At present many of these capabilities and built on top of existing reverse engineering tools like Ghidra (with plugins like RevEng.AI or ReVa), Radare2 (with plugins like r2ai and decai) or IDA Pro (with a third part MCP server to facilitate reverse engineering during decompilation). You can think of these as a step further on top of dissasemblers where the LLM is used to refine decompiled code and provide a higher-level code construct.

On the other hand certain AI code assstants provide features that can facilitate the reverse engineering process of an existing codebase. This is for example the case with Github Copilot that provides a feature to explain existing code or Claude Code that provides the possibility to answer questions about the architecture and logic of a codebase.

A case study: Understanding third-party libraries used by a Java project

Let’s take a look at a particular use case: describing briefly Java libraries used by an application.
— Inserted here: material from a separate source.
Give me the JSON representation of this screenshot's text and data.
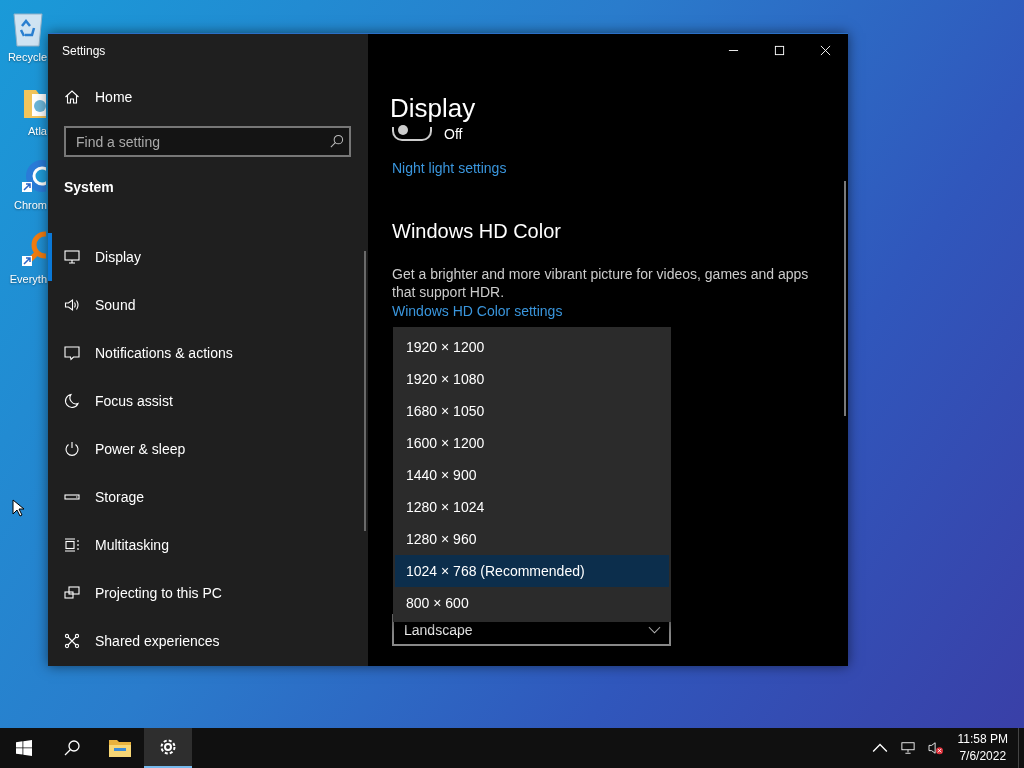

Tradionally when we look at an existing repository we identify third-party dependencies and if we see an unfamiliar library used in the project we typically do a search for official documentation or blogs to do some basic research on how this library works. LLMs make this task straight-forward if we craft the proper prompt for the purpose. Let’s assume we have a tool that parses the build filies (Maven or Gradle) and identifies we are using the org.apache.pdfbox to generate PDFs. If we ask ChatGPT to give as an example we can try the following prompt:

As a professional software developer
Give me a code example of the org.apache.pdfbox:pdfbox:3.0.5 Maven library

What the model gives is a detailed explanation and not only the code example as we wish:

If we refine our prompt a bit and use the following one instead:

As a professional software developer
Give me a code example of the org.apache.pdfbox:pdfbox:3.0.5 Maven library. 
Reply only with code sample.

Then we get just a code sample:

As you can see using the proper prompts or even code (even decompiled if need be) the model can be used to facilitate a number of activities that we typically need to do manually and are hard to automate with proper code analysis tools.